Fort Lauderdale Strikers
- Owner(s): Joe Robbie Noel Lemon
- Manager: Thomas Rongen
- Stadium: Lockhart Stadium
- APSL American Conference: First place
- APSL playoffs: Semifinalist
| Home colors | Away colors |
- ← 1990 Strikers 1990 Lions1992 Strikers →

= 1991 Fort Lauderdale Strikers season =

The 1991 Fort Lauderdale Strikers season was the second season of the team in the American Professional Soccer League. It was the club's twenty-fifth season in professional soccer. The team finished in first place in the American Conference, went to the playoffs, and made it to the semifinals.

Thomas Rongen was a player-coach for the Strikers. When asked why he was playing, team president Noel Lemon replied, "Because we want to win."

== Competitions ==

===APSL regular season===

====American Conference====

| Place | Team | GP | W | L | WN | WE | WS | LN | LE | LS | GF | GA | GD | Points |
|---|---|---|---|---|---|---|---|---|---|---|---|---|---|---|
| 1 | Fort Lauderdale Strikers | 21 | 15 | 6 | 11 | 0 | 4 | 3 | 1 | 2 | 39 | 21 | +18 | 117 |
| 2 | Albany Capitals | 21 | 10 | 11 | 9 | 1 | 0 | 7 | 1 | 3 | 27 | 29 | −2 | 92 |
| 3 | Tampa Bay Rowdies | 21 | 8 | 13 | 7 | 1 | 0 | 13 | 0 | 0 | 26 | 27 | −1 | 69 |
| 4 | Penn-Jersey Spirit | 21 | 6 | 15 | 4 | 0 | 2 | 13 | 0 | 2 | 25 | 50 | −25 | 61 |
| 5 | Miami Freedom | 21 | 6 | 15 | 5 | 0 | 1 | 14 | 1 | 0 | 19 | 53 | −34 | 52 |

====Western Conference====

| Place | Team | GP | W | L | WN | WE | WS | LN | LE | LS | GF | GA | GD | Points |
|---|---|---|---|---|---|---|---|---|---|---|---|---|---|---|
| 1 | Maryland Bays | 21 | 19 | 2 | 17 | 1 | 1 | 2 | 0 | 0 | 54 | 23 | +31 | 158 |
| 2 | San Francisco Bay Blackhawks | 21 | 17 | 4 | 12 | 1 | 4 | 2 | 1 | 1 | 33 | 16 | +17 | 126 |
| 3 | Colorado Foxes | 21 | 13 | 8 | 11 | 1 | 1 | 7 | 0 | 1 | 36 | 27 | +9 | 111 |
| 4 | Salt Lake Sting | 20 | 3 | 17 | 3 | 0 | 0 | 14 | 1 | 2 | 12 | 22 | −10 | 33 |

=== APSL Playoffs ===

====Semifinal 1====
September 6, 1991
7:35 PM EST
Albany Capitals (NY) 2-1 (OT) Maryland Bays (MD)
  Albany Capitals (NY): Dave Smyth 2', Lee Tschantret
  Maryland Bays (MD): 77' Kevin Sloan

September 14, 1991
Maryland Bays (MD) 2-1 Albany Capitals (NY)
  Maryland Bays (MD): Philip Gyau 20', Kevin Sloan 69', Kevin Sloan
  Albany Capitals (NY): 89' Chris Szanto

September 14, 1991
Maryland Bays (MD) 0-0 Albany Capitals (NY)

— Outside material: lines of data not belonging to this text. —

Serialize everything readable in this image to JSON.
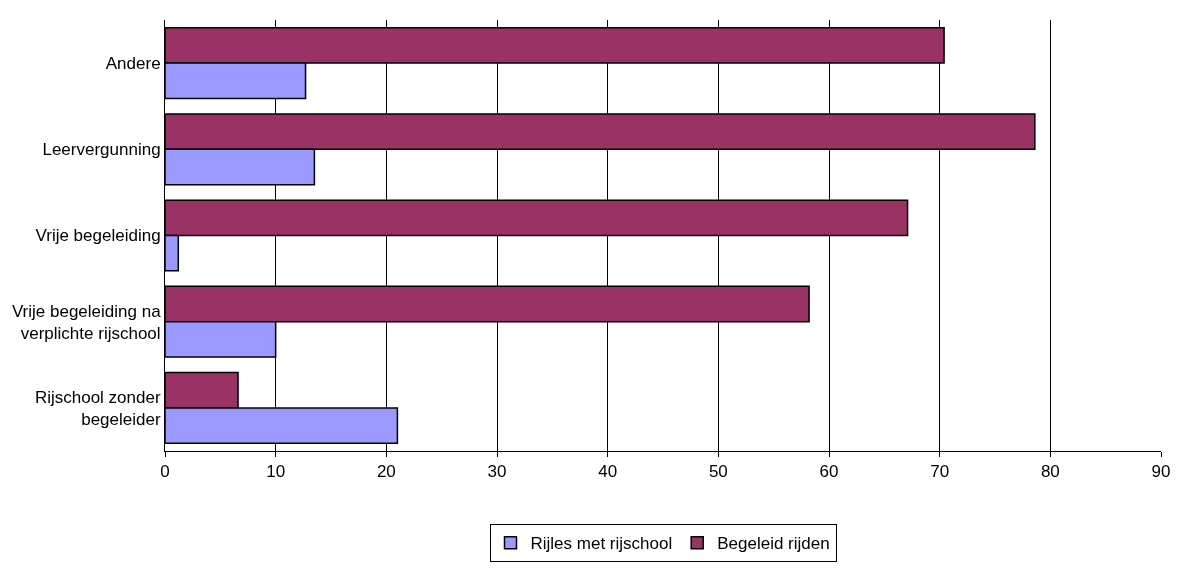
{
  "chart_data": {
    "type": "bar",
    "orientation": "horizontal",
    "categories": [
      "Andere",
      "Leervergunning",
      "Vrije begeleiding",
      "Vrije begeleiding na\nverplichte rijschool",
      "Rijschool zonder\nbegeleider"
    ],
    "series": [
      {
        "name": "Rijles met rijschool",
        "color": "#9999ff",
        "values": [
          12.7,
          13.5,
          1.2,
          10.0,
          21.0
        ]
      },
      {
        "name": "Begeleid rijden",
        "color": "#993366",
        "values": [
          70.4,
          78.6,
          67.1,
          58.2,
          6.6
        ]
      }
    ],
    "xlim": [
      0,
      90
    ],
    "xticks": [
      0,
      10,
      20,
      30,
      40,
      50,
      60,
      70,
      80,
      90
    ],
    "grid": "x",
    "legend": "bottom"
  }
}
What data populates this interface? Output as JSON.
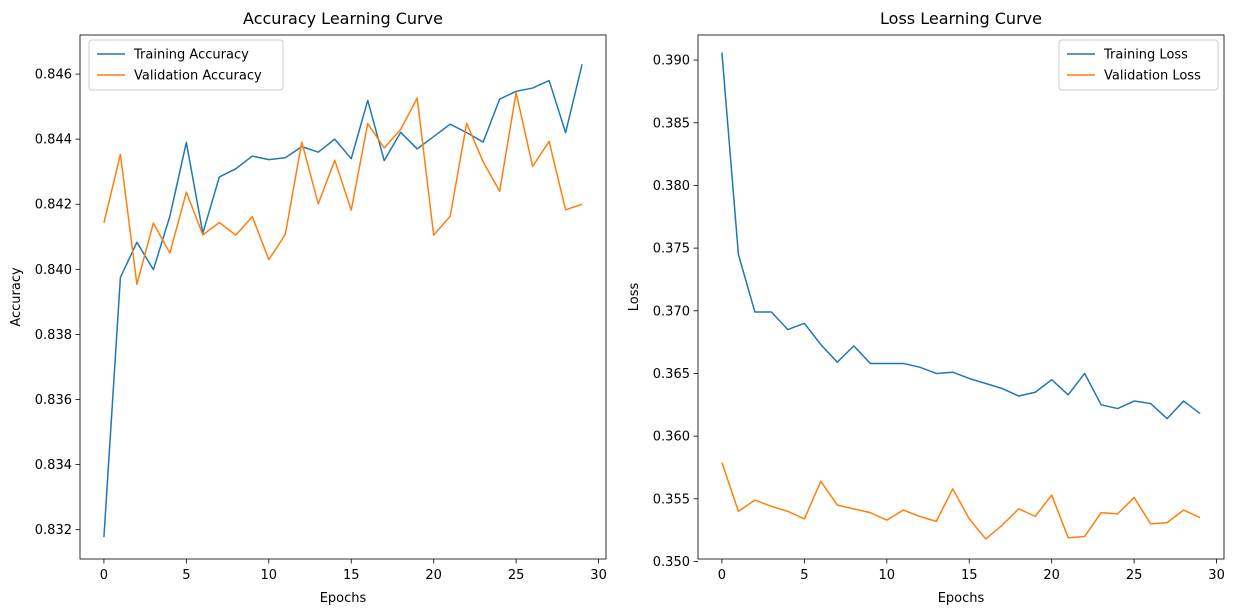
{
  "chart_data": [
    {
      "type": "line",
      "title": "Accuracy Learning Curve",
      "xlabel": "Epochs",
      "ylabel": "Accuracy",
      "xlim": [
        -1.45,
        30.45
      ],
      "ylim": [
        0.8311,
        0.8472
      ],
      "xticks": [
        0,
        5,
        10,
        15,
        20,
        25,
        30
      ],
      "yticks": [
        0.832,
        0.834,
        0.836,
        0.838,
        0.84,
        0.842,
        0.844,
        0.846
      ],
      "ytick_labels": [
        "0.832",
        "0.834",
        "0.836",
        "0.838",
        "0.840",
        "0.842",
        "0.844",
        "0.846"
      ],
      "x": [
        0,
        1,
        2,
        3,
        4,
        5,
        6,
        7,
        8,
        9,
        10,
        11,
        12,
        13,
        14,
        15,
        16,
        17,
        18,
        19,
        20,
        21,
        22,
        23,
        24,
        25,
        26,
        27,
        28,
        29
      ],
      "legend_position": "upper left",
      "grid": false,
      "series": [
        {
          "name": "Training Accuracy",
          "color": "#1f77b4",
          "values": [
            0.83177,
            0.83975,
            0.84083,
            0.83999,
            0.84163,
            0.8439,
            0.84111,
            0.84284,
            0.84309,
            0.84348,
            0.84337,
            0.84343,
            0.84377,
            0.8436,
            0.844,
            0.8434,
            0.84519,
            0.84334,
            0.84421,
            0.8437,
            0.84408,
            0.84446,
            0.8442,
            0.84391,
            0.84523,
            0.84547,
            0.84557,
            0.8458,
            0.8442,
            0.8463
          ]
        },
        {
          "name": "Validation Accuracy",
          "color": "#ff7f0e",
          "values": [
            0.84143,
            0.84353,
            0.83954,
            0.84142,
            0.8405,
            0.84237,
            0.84106,
            0.84144,
            0.84105,
            0.84162,
            0.8403,
            0.84107,
            0.84391,
            0.84201,
            0.84335,
            0.84182,
            0.84448,
            0.84373,
            0.8443,
            0.84526,
            0.84105,
            0.84163,
            0.84449,
            0.8433,
            0.8424,
            0.84543,
            0.84316,
            0.84393,
            0.84183,
            0.842
          ]
        }
      ]
    },
    {
      "type": "line",
      "title": "Loss Learning Curve",
      "xlabel": "Epochs",
      "ylabel": "Loss",
      "xlim": [
        -1.45,
        30.45
      ],
      "ylim": [
        0.3502,
        0.392
      ],
      "xticks": [
        0,
        5,
        10,
        15,
        20,
        25,
        30
      ],
      "yticks": [
        0.35,
        0.355,
        0.36,
        0.365,
        0.37,
        0.375,
        0.38,
        0.385,
        0.39
      ],
      "ytick_labels": [
        "0.350",
        "0.355",
        "0.360",
        "0.365",
        "0.370",
        "0.375",
        "0.380",
        "0.385",
        "0.390"
      ],
      "x": [
        0,
        1,
        2,
        3,
        4,
        5,
        6,
        7,
        8,
        9,
        10,
        11,
        12,
        13,
        14,
        15,
        16,
        17,
        18,
        19,
        20,
        21,
        22,
        23,
        24,
        25,
        26,
        27,
        28,
        29
      ],
      "legend_position": "upper right",
      "grid": false,
      "series": [
        {
          "name": "Training Loss",
          "color": "#1f77b4",
          "values": [
            0.3906,
            0.3745,
            0.3699,
            0.3699,
            0.3685,
            0.369,
            0.3673,
            0.3659,
            0.3672,
            0.3658,
            0.3658,
            0.3658,
            0.3655,
            0.365,
            0.3651,
            0.3646,
            0.3642,
            0.3638,
            0.3632,
            0.3635,
            0.3645,
            0.3633,
            0.365,
            0.3625,
            0.3622,
            0.3628,
            0.3626,
            0.3614,
            0.3628,
            0.3618
          ]
        },
        {
          "name": "Validation Loss",
          "color": "#ff7f0e",
          "values": [
            0.3579,
            0.354,
            0.3549,
            0.3544,
            0.354,
            0.3534,
            0.3564,
            0.3545,
            0.3542,
            0.3539,
            0.3533,
            0.3541,
            0.3536,
            0.3532,
            0.3558,
            0.3534,
            0.3518,
            0.3529,
            0.3542,
            0.3536,
            0.3553,
            0.3519,
            0.352,
            0.3539,
            0.3538,
            0.3551,
            0.353,
            0.3531,
            0.3541,
            0.3535
          ]
        }
      ]
    }
  ]
}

The Albany Capitals advanced to the final.
----

====Semifinal 2====
September 8, 1991
10:30 PM EST
San Francisco Bay Blackhawks (CA) 1-0 (OT) Fort Lauderdale Strikers (FL)
  San Francisco Bay Blackhawks (CA): Eric Wynalda, Dominic Kinnear
  Fort Lauderdale Strikers (FL): Adrian Gaiten
September 14, 1991
7:30 PM EST
Fort Lauderdale Strikers (FL) 0-1 (OT) San Francisco Bay Blackhawks (CA)
  Fort Lauderdale Strikers (FL): John Clare
  San Francisco Bay Blackhawks (CA): Lawrence Lozzano, Eric Wynalda

The San Francisco Bay Blackhawks advanced to the final.